Reviewer Conny Withay:Operating her own business in office management since 1991, Conny is an avid reader and volunteers with the elderly playing her designed The Write Word Game. A cum laude graduate with a degree in art living in the Pacific Northwest, she is married with two sons, two daughters-in-law, and three grandchildren.
Author: Murray Pura
Publisher: Harvest House Publishers
“We have come this far, and we are still together. We have lost some but not all, praise God. Not all. The Lord has granted us a future. I see it just there like I see the coastline of France,” Lord Preston declares in Murray Pura’s novel, Beneath the Dover Sky.

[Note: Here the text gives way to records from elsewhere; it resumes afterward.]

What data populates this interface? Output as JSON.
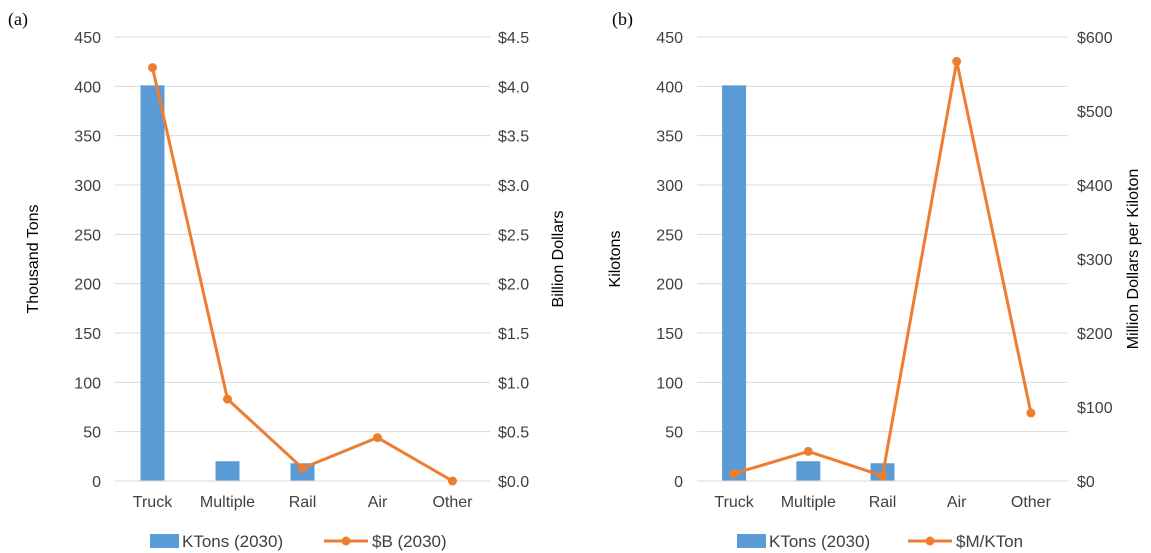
{
  "chart_data": [
    {
      "type": "bar",
      "panel_label": "(a)",
      "categories": [
        "Truck",
        "Multiple",
        "Rail",
        "Air",
        "Other"
      ],
      "series": [
        {
          "name": "KTons (2030)",
          "kind": "bar",
          "axis": "left",
          "color": "#5b9bd5",
          "values": [
            401,
            20,
            18,
            0,
            0
          ]
        },
        {
          "name": "$B (2030)",
          "kind": "line",
          "axis": "right",
          "color": "#ed7d31",
          "values": [
            4.19,
            0.83,
            0.13,
            0.44,
            0.0
          ]
        }
      ],
      "ylabel": "Thousand Tons",
      "y2label": "Billion Dollars",
      "ylim": [
        0,
        450
      ],
      "y2lim": [
        0,
        4.5
      ],
      "yticks": [
        "0",
        "50",
        "100",
        "150",
        "200",
        "250",
        "300",
        "350",
        "400",
        "450"
      ],
      "y2ticks": [
        "$0.0",
        "$0.5",
        "$1.0",
        "$1.5",
        "$2.0",
        "$2.5",
        "$3.0",
        "$3.5",
        "$4.0",
        "$4.5"
      ],
      "grid": true,
      "legend": "bottom"
    },
    {
      "type": "bar",
      "panel_label": "(b)",
      "categories": [
        "Truck",
        "Multiple",
        "Rail",
        "Air",
        "Other"
      ],
      "series": [
        {
          "name": "KTons (2030)",
          "kind": "bar",
          "axis": "left",
          "color": "#5b9bd5",
          "values": [
            401,
            20,
            18,
            0,
            0
          ]
        },
        {
          "name": "$M/KTon",
          "kind": "line",
          "axis": "right",
          "color": "#ed7d31",
          "values": [
            10,
            40,
            7,
            567,
            92
          ]
        }
      ],
      "ylabel": "Kilotons",
      "y2label": "Million Dollars per Kiloton",
      "ylim": [
        0,
        450
      ],
      "y2lim": [
        0,
        600
      ],
      "yticks": [
        "0",
        "50",
        "100",
        "150",
        "200",
        "250",
        "300",
        "350",
        "400",
        "450"
      ],
      "y2ticks": [
        "$0",
        "$100",
        "$200",
        "$300",
        "$400",
        "$500",
        "$600"
      ],
      "grid": true,
      "legend": "bottom"
    }
  ]
}
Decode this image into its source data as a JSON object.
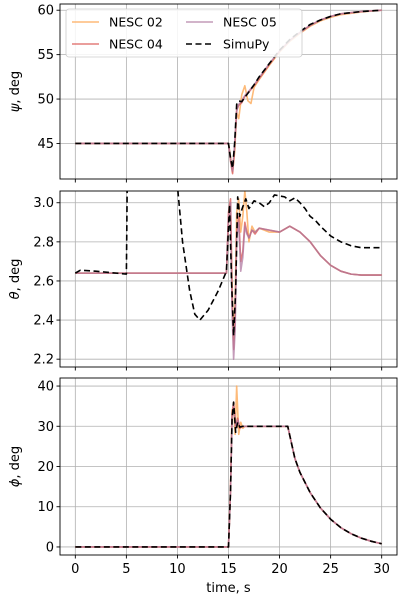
{
  "chart_data": {
    "type": "line",
    "xlabel": "time, s",
    "x_ticks": [
      0,
      5,
      10,
      15,
      20,
      25,
      30
    ],
    "xlim": [
      -1.5,
      31.5
    ],
    "series_styles": [
      {
        "name": "NESC 02",
        "color": "#fdae61",
        "alpha": 0.85,
        "dash": ""
      },
      {
        "name": "NESC 04",
        "color": "#d9534f",
        "alpha": 0.75,
        "dash": ""
      },
      {
        "name": "NESC 05",
        "color": "#b07aa1",
        "alpha": 0.75,
        "dash": ""
      },
      {
        "name": "SimuPy",
        "color": "#000000",
        "alpha": 1.0,
        "dash": "6,3.5"
      }
    ],
    "legend": {
      "placement": "top-left",
      "columns": 2,
      "entries": [
        "NESC 02",
        "NESC 04",
        "NESC 05",
        "SimuPy"
      ]
    },
    "grid": true,
    "panels": [
      {
        "ylabel_var": "ψ",
        "ylabel_unit": ", deg",
        "ylim": [
          41,
          60.7
        ],
        "y_ticks": [
          45,
          50,
          55,
          60
        ],
        "show_xticklabels": false,
        "series": [
          {
            "name": "NESC 02",
            "x": [
              0,
              15,
              15.2,
              15.4,
              15.6,
              15.8,
              16.0,
              16.3,
              16.6,
              16.9,
              17.2,
              17.5,
              18,
              19,
              20,
              21,
              22,
              23,
              24,
              25,
              26,
              28,
              30
            ],
            "y": [
              45,
              45,
              43.5,
              41.8,
              44.0,
              48.5,
              47.8,
              50.5,
              51.5,
              49.8,
              49.5,
              51.3,
              52.2,
              53.8,
              55.3,
              56.5,
              57.4,
              58.2,
              58.8,
              59.2,
              59.5,
              59.8,
              60
            ]
          },
          {
            "name": "NESC 04",
            "x": [
              0,
              15,
              15.2,
              15.4,
              15.6,
              15.8,
              16.0,
              16.3,
              16.6,
              17.0,
              17.5,
              18,
              19,
              20,
              21,
              22,
              23,
              24,
              25,
              26,
              28,
              30
            ],
            "y": [
              45,
              45,
              43.0,
              41.6,
              44.5,
              48.8,
              49.3,
              49.6,
              50.3,
              50.8,
              51.5,
              52.3,
              53.9,
              55.4,
              56.6,
              57.5,
              58.3,
              58.9,
              59.3,
              59.6,
              59.85,
              60
            ]
          },
          {
            "name": "NESC 05",
            "x": [
              0,
              15,
              15.2,
              15.4,
              15.6,
              15.8,
              16.0,
              16.3,
              16.6,
              17.0,
              17.5,
              18,
              19,
              20,
              21,
              22,
              23,
              24,
              25,
              26,
              28,
              30
            ],
            "y": [
              45,
              45,
              43.2,
              41.9,
              44.8,
              48.6,
              49.4,
              49.8,
              50.4,
              50.9,
              51.6,
              52.4,
              54.0,
              55.4,
              56.6,
              57.5,
              58.3,
              58.9,
              59.3,
              59.6,
              59.85,
              60
            ]
          },
          {
            "name": "SimuPy",
            "x": [
              0,
              15,
              15.2,
              15.4,
              15.6,
              15.8,
              16.0,
              16.3,
              16.6,
              17.0,
              17.5,
              18,
              19,
              20,
              21,
              22,
              23,
              24,
              25,
              26,
              28,
              30
            ],
            "y": [
              45,
              45,
              43.3,
              42.2,
              45.0,
              49.4,
              49.8,
              49.7,
              50.2,
              50.8,
              51.6,
              52.5,
              54.0,
              55.5,
              56.7,
              57.6,
              58.4,
              58.9,
              59.3,
              59.6,
              59.85,
              60
            ]
          }
        ]
      },
      {
        "ylabel_var": "θ",
        "ylabel_unit": ", deg",
        "ylim": [
          2.16,
          3.06
        ],
        "y_ticks": [
          2.2,
          2.4,
          2.6,
          2.8,
          3.0
        ],
        "y_tick_format": 1,
        "show_xticklabels": false,
        "series": [
          {
            "name": "NESC 02",
            "x": [
              0,
              14.8,
              15.0,
              15.2,
              15.35,
              15.5,
              15.65,
              15.8,
              16.0,
              16.2,
              16.4,
              16.6,
              16.8,
              17.0,
              17.3,
              17.6,
              18,
              19,
              20,
              21,
              22,
              23,
              24,
              25,
              26,
              27,
              28,
              29,
              30
            ],
            "y": [
              2.64,
              2.64,
              2.9,
              3.0,
              2.6,
              2.3,
              2.5,
              2.95,
              3.02,
              2.85,
              2.93,
              3.06,
              2.95,
              2.8,
              2.88,
              2.85,
              2.87,
              2.85,
              2.85,
              2.88,
              2.85,
              2.8,
              2.73,
              2.68,
              2.65,
              2.635,
              2.63,
              2.63,
              2.63
            ]
          },
          {
            "name": "NESC 04",
            "x": [
              0,
              14.8,
              15.0,
              15.2,
              15.35,
              15.5,
              15.65,
              15.8,
              16.0,
              16.2,
              16.4,
              16.6,
              16.8,
              17.0,
              17.3,
              17.6,
              18,
              19,
              20,
              21,
              22,
              23,
              24,
              25,
              26,
              27,
              28,
              29,
              30
            ],
            "y": [
              2.64,
              2.64,
              2.95,
              3.02,
              2.5,
              2.25,
              2.4,
              2.85,
              2.93,
              2.7,
              2.75,
              2.9,
              2.85,
              2.82,
              2.86,
              2.84,
              2.87,
              2.86,
              2.85,
              2.88,
              2.85,
              2.8,
              2.73,
              2.68,
              2.65,
              2.635,
              2.63,
              2.63,
              2.63
            ]
          },
          {
            "name": "NESC 05",
            "x": [
              0,
              14.8,
              15.0,
              15.2,
              15.35,
              15.5,
              15.65,
              15.8,
              16.0,
              16.2,
              16.4,
              16.6,
              16.8,
              17.0,
              17.3,
              17.6,
              18,
              19,
              20,
              21,
              22,
              23,
              24,
              25,
              26,
              27,
              28,
              29,
              30
            ],
            "y": [
              2.64,
              2.64,
              2.92,
              3.0,
              2.45,
              2.2,
              2.35,
              2.82,
              2.9,
              2.65,
              2.72,
              2.88,
              2.84,
              2.82,
              2.86,
              2.85,
              2.87,
              2.86,
              2.85,
              2.88,
              2.85,
              2.8,
              2.73,
              2.68,
              2.65,
              2.635,
              2.63,
              2.63,
              2.63
            ]
          },
          {
            "name": "SimuPy",
            "x": [
              0,
              0.5,
              2,
              4,
              5,
              5.1,
              9.8,
              10.5,
              11.2,
              11.7,
              12.2,
              13,
              14,
              14.8,
              15.1,
              15.3,
              15.5,
              15.7,
              15.9,
              16.1,
              16.4,
              16.7,
              17,
              17.5,
              18,
              18.5,
              19,
              19.5,
              20,
              20.5,
              21,
              21.5,
              22,
              22.5,
              23,
              23.5,
              24,
              25,
              26,
              27,
              28,
              29,
              30
            ],
            "y": [
              2.64,
              2.655,
              2.65,
              2.64,
              2.635,
              3.2,
              3.2,
              2.8,
              2.55,
              2.43,
              2.4,
              2.45,
              2.55,
              2.65,
              2.99,
              2.6,
              2.32,
              2.55,
              3.03,
              2.93,
              2.98,
              3.02,
              2.97,
              3.01,
              3.0,
              2.98,
              3.0,
              3.04,
              3.035,
              3.03,
              3.01,
              3.025,
              3.0,
              2.97,
              2.93,
              2.91,
              2.88,
              2.83,
              2.8,
              2.78,
              2.77,
              2.77,
              2.77
            ]
          }
        ]
      },
      {
        "ylabel_var": "ϕ",
        "ylabel_unit": ", deg",
        "ylim": [
          -2,
          42
        ],
        "y_ticks": [
          0,
          10,
          20,
          30,
          40
        ],
        "show_xticklabels": true,
        "series": [
          {
            "name": "NESC 02",
            "x": [
              0,
              15,
              15.2,
              15.35,
              15.5,
              15.65,
              15.8,
              16.0,
              16.2,
              16.4,
              16.6,
              17,
              20.8,
              21.5,
              22,
              23,
              24,
              25,
              26,
              27,
              28,
              29,
              30
            ],
            "y": [
              0,
              0,
              15,
              34,
              35,
              28,
              40,
              28,
              31,
              29.5,
              30,
              30,
              30,
              22.0,
              18.5,
              13.5,
              9.7,
              6.9,
              4.8,
              3.3,
              2.2,
              1.4,
              0.8
            ]
          },
          {
            "name": "NESC 04",
            "x": [
              0,
              15,
              15.2,
              15.35,
              15.5,
              15.7,
              15.9,
              16.1,
              16.4,
              17,
              20.8,
              21.5,
              22,
              23,
              24,
              25,
              26,
              27,
              28,
              29,
              30
            ],
            "y": [
              0,
              0,
              14,
              33,
              36,
              30,
              32,
              29.5,
              30,
              30,
              30,
              22.0,
              18.5,
              13.5,
              9.7,
              6.9,
              4.8,
              3.3,
              2.2,
              1.4,
              0.8
            ]
          },
          {
            "name": "NESC 05",
            "x": [
              0,
              15,
              15.2,
              15.35,
              15.5,
              15.7,
              15.9,
              16.1,
              16.4,
              17,
              20.8,
              21.5,
              22,
              23,
              24,
              25,
              26,
              27,
              28,
              29,
              30
            ],
            "y": [
              0,
              0,
              14,
              32,
              35,
              30,
              31.5,
              29.8,
              30,
              30,
              30,
              22.0,
              18.5,
              13.5,
              9.7,
              6.9,
              4.8,
              3.3,
              2.2,
              1.4,
              0.8
            ]
          },
          {
            "name": "SimuPy",
            "x": [
              0,
              15,
              15.2,
              15.35,
              15.5,
              15.7,
              15.9,
              16.1,
              16.4,
              17,
              20.8,
              21.5,
              22,
              23,
              24,
              25,
              26,
              27,
              28,
              29,
              30
            ],
            "y": [
              0,
              0,
              14,
              32,
              36,
              28.5,
              31,
              29.8,
              30,
              30,
              30,
              22.0,
              18.5,
              13.5,
              9.7,
              6.9,
              4.8,
              3.3,
              2.2,
              1.4,
              0.8
            ]
          }
        ]
      }
    ]
  }
}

This three hundred and eighty-four page paperback book is targeted toward readers who enjoy romance and lengthy family sagas of nobility during the mid-nineteen twenties. Promoted as a Christian tome, there is no profanity or lewd scenes except for minor violence, adultery, and bigotry. With over forty characters, a helpful list and drawn map are included at the beginning of the book with an author biography, acknowledgements, and other written works promoted at the end of the book.
In this second of the Danforths of Lancashire series, the well-to-do family often leaves their lavish estate of Ashton Park to spend summers at their compound called Dover Sky in Southern England.

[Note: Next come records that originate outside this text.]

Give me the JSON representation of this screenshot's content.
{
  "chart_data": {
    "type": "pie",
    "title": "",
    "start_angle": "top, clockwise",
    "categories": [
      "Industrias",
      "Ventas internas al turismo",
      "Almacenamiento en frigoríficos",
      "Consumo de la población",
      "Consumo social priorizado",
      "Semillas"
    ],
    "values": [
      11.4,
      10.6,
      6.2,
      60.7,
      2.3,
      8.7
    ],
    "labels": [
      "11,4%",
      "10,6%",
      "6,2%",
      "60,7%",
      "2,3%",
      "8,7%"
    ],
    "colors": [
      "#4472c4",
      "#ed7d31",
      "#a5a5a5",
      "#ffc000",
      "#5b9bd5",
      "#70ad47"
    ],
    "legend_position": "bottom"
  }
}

Continuing from the previous book, the seven children are now married or widowed and some have their own offspring as they spread throughout other countries such as Germany, Switzerland, Israel, and America. Yet nothing is perfect behind the protected manor that sometimes houses bitterness, anger, resentment, and a clinging to past relationships with some of its occupants.
While the widowed Catherine raises her son Sean, she coyly plays for two men’s hearts as she remains aloof and fickle. Kipp has dalliances with the forbidden Caroline even though he is married and has a child with his French wife, Christelle. Not to be outdone, the bigoted Edward acts politically correct as Robbie and his wife strive for peace in Jerusalem. Michael and Libby return from America with a child, and Ben and Victoria must make physical adjustments. Lord and Lady Danforth try to keep tabs on their growing brood as the lowly help gossip and observe the family’s ongoing rifts.
Through long-lost loves, heartaches, marriages, births, and deaths of the plethora of characters viewed by their letters, diary logs, and poems, the reader stays focused with the aide of repetition. The historical temperature during pre-World War II with the rise of Hitler and the lives of the wealthy are well-documented.
For readers who like complicated characters within family dynamics, Pura has left plenty of room for an ongoing saga of rich relatives in England that have common day problems as they look to God for guidance and help.
This book was furnished by Harvest House Publishers in lieu of an unbiased review.